Richterin Profitlich Amtsgericht Berlin
vs
Heidi Schulz und Wakiya Schulz


ST R A F A N Z E I G E

Bezug: Reportage im Fernsehsender Sat1, Sendung Kerner vom 19. Mai 2011
http://www.youtube.com/watch?v=LvJWjusgA-8

Ralf von der Lieth
Hauptstraße 10
27449 Kutenholz
0163 3752942
Staatsanwaltschaft Berlin
Turmstraße 91
10559 Berlin-Tiergarten
030 9014-0


Kutenholz, 09.04.2011

Hiermit erstatte ich, Ralf von der Lieth, gemäß meiner Staatsbürgerlichen Pflicht
Strafanzeige gegen Frau Richterin Profitlich
Richterin am Amtsgericht Tempelhof-Kreuzberg

wegen
Rechtsbeugung gemäß § 339 StGB
Verfolgung Unschuldiger gemäß § 344 StGB
Vollstreckung gegen Unschuldige gemäß § 345 StGB.

Ich begründe meine Strafanzeige wie folgt :

Frau Richterin Profitlich erließ am 23.10.2006 einen Beschluss gegen Frau Heidi Schulz zum Entzug des Sorgerecht für deren Sohn Wakiya Schulz.
Dieser Beschluss wurde mit Beschluss vom 27.01.2010 durch das OLG Rostock aufgehoben.

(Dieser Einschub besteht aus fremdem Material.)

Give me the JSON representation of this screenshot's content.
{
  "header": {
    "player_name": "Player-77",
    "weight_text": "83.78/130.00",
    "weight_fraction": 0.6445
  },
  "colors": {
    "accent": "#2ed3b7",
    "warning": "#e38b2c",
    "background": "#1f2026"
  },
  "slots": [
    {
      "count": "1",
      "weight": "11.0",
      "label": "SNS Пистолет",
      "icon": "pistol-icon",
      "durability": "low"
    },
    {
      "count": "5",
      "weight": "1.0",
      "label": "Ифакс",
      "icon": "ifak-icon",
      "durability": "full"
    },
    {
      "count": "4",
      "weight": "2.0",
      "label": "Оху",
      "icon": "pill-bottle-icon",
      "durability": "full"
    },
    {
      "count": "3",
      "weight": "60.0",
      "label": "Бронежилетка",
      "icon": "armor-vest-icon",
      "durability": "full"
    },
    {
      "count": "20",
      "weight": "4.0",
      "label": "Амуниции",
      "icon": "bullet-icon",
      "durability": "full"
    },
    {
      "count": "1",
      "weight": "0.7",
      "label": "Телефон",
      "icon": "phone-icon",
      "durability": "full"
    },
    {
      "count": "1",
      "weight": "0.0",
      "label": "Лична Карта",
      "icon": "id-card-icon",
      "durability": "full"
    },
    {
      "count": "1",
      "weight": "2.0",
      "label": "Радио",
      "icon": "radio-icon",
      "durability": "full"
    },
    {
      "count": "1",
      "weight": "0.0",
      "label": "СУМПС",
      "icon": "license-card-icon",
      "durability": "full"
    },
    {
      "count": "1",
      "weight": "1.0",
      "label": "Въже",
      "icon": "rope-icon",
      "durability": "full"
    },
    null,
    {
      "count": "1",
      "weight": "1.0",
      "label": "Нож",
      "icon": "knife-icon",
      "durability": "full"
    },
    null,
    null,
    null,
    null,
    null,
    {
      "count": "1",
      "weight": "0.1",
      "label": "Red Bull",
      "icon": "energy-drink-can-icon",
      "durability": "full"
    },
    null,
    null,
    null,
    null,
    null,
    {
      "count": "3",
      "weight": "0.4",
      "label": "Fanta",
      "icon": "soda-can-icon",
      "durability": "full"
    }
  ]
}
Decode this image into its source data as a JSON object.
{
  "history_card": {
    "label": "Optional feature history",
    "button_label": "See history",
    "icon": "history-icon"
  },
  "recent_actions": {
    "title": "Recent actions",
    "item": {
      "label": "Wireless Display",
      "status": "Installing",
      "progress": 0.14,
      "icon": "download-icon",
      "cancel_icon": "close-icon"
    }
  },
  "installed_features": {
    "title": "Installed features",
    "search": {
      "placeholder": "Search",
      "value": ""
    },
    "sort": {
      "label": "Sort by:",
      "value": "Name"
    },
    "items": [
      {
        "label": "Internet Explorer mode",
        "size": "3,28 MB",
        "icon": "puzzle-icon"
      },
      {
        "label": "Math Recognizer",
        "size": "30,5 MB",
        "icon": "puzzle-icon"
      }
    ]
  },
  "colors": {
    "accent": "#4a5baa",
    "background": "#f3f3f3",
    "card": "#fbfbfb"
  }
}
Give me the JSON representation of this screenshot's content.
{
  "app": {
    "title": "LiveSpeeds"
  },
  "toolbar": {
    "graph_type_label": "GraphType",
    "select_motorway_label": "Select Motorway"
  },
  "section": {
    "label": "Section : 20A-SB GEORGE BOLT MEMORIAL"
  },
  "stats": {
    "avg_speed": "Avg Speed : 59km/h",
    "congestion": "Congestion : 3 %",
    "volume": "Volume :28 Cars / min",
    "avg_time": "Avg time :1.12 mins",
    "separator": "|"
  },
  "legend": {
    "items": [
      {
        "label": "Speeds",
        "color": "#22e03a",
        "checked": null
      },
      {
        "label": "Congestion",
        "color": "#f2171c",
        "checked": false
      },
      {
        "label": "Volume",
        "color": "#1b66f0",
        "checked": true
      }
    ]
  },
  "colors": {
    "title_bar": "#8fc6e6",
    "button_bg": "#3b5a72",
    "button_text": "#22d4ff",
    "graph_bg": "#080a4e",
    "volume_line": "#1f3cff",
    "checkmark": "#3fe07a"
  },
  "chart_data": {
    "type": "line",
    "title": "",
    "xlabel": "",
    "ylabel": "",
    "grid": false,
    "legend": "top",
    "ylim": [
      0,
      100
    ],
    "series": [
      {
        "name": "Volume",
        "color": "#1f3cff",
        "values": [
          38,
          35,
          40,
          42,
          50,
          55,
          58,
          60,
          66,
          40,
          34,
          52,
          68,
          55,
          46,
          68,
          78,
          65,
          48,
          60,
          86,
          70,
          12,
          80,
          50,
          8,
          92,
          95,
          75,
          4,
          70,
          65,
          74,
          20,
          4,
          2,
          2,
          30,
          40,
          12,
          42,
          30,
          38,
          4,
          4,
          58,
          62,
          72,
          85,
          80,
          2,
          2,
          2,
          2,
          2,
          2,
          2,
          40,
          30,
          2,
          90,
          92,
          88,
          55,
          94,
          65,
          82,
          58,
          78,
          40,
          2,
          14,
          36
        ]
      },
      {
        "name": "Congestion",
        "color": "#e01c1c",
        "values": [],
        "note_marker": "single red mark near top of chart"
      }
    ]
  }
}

Das OLG Rostock folgte in seinen Ausführungen dem vom ihm beauftragten Gutachter Herrn Professor Frank Häßler von der Universitätsklinik Rostock, der in seinem Gutachten feststellte,
dass es zu keiner Zeit einen Grund gegeben hätte, Wakiya Schulz Inobhut zu nehmen.

Nach der Rückübertragung des Sorgerechts für Wakiya Schulz an Frau Heidi Schulz, meldete diese ihren Sohn in der Archeschule in Berlin Hellersdorf an.

Die Behörden in Berlin verfolgten und überwachten Frau Schulz und ihren Sohn weiterhin.
Im Sommer 2010 entschloss sich Frau Schulz, nach kurzer Überlegung, nur das Bundesland zu wechseln, gänzlich aus der Bundesrepublik Deutschland auszuwandern.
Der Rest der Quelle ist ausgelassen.